Dans « Changer le monde » [5], Jean-Marc Jancovici nomme "bilan carbone des Français" cette comptabilité des émissions liées à la consommation des citoyens d’un État. Il ajoute une remarque très intéressante : plutôt que de parler de la responsabilité des citoyens dans les émissions de CO2, ce qui est stigmatisant, il propose de parler de la dépendance à ces émissions. On passe ainsi de "être responsable" à "être dépendant" des émissions de CO2. Le défi politique se transforme alors en un projet d’indépendance ! C’est plus sexy, non ?


Références

  • Flux mondiaux de CO2 gris.
  • Tim Jackson : « Correcting this failing calls for more sophisticated resource and economic models than are currently available. In the case of carbon dioxide, however, several recent studies for the UK have confirmed that national accounts systematically fail to account for the ‘carbon trade balance’. In other words, there are more (hidden) carbon emissions associated with UK consumption patterns than appear from the numbers we report to the United Nations under the Climate Change Convention.
    In fact, this difference is enough to undermine the progress made towards the UK’s Kyoto targets. An apparent reduction in emissions of 6% between 1990 and 2004, as reported under UN FCCC guidelines is turned into an 11% increase in emissions, once emissions embedded in trade are taken
    into account.
     »
  • Tim Jackson, « Prosperity without growth report », p51.
    et Druckman, A ; Jackson, T, « The carbon footprint of UK households 1990-2004 ».
  • « Consumption-based accounting of CO2 emissions » ; Steven J. Davis and Ken Caldeira ; PNAS 2010 ; Data.

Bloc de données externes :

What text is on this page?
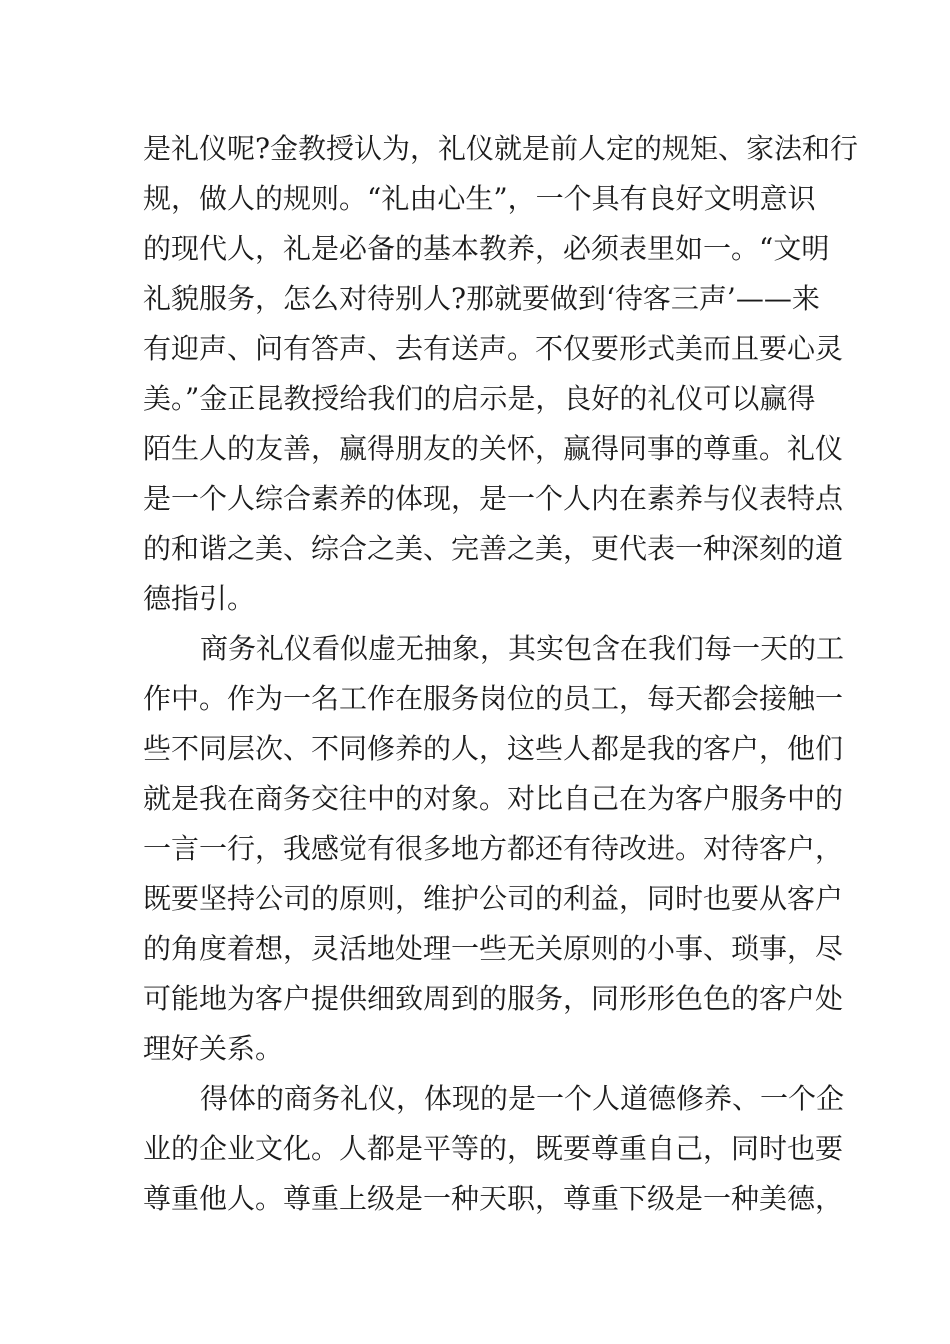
是礼仪呢?金教授认为，礼仪就是前人定的规矩、家法和行

规，做人的规则。“礼由心生”，一个具有良好文明意识

的现代人，礼是必备的基本教养，必须表里如一。“文明

礼貌服务，怎么对待别人?那就要做到‘待客三声’——来

有迎声、问有答声、去有送声。不仅要形式美而且要心灵

美。”金正昆教授给我们的启示是，良好的礼仪可以赢得

陌生人的友善，赢得朋友的关怀，赢得同事的尊重。礼仪

是一个人综合素养的体现，是一个人内在素养与仪表特点

的和谐之美、综合之美、完善之美，更代表一种深刻的道

德指引。

商务礼仪看似虚无抽象，其实包含在我们每一天的工

作中。作为一名工作在服务岗位的员工，每天都会接触一

些不同层次、不同修养的人，这些人都是我的客户，他们

就是我在商务交往中的对象。对比自己在为客户服务中的

一言一行，我感觉有很多地方都还有待改进。对待客户，

既要坚持公司的原则，维护公司的利益，同时也要从客户

的角度着想，灵活地处理一些无关原则的小事、琐事，尽

可能地为客户提供细致周到的服务，同形形色色的客户处

理好关系。

得体的商务礼仪，体现的是一个人道德修养、一个企

业的企业文化。人都是平等的，既要尊重自己，同时也要

尊重他人。尊重上级是一种天职，尊重下级是一种美德，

[1« Les trois thermomètres de l’action contre le réchauffement climatique », Christian de Perthuis, The Conversation, 19 janvier 2020.

[2« Consumption-based accounting of CO2 emissions » ; Steven J. Davis and Ken Caldeira ; PNAS 2010

[3« Prosperity without growth report » ; Tim Jackson ; p.51.

[4« Empreinte Carbone : en 20 ans, les Français ont pris du poids ! » ; La Lettre du Carbone N°2 ; septembre 2011.

[5Jean-Marc Jancovici, « Changer le Monde – Tout un programme ! », Calmann-Lévy 2011.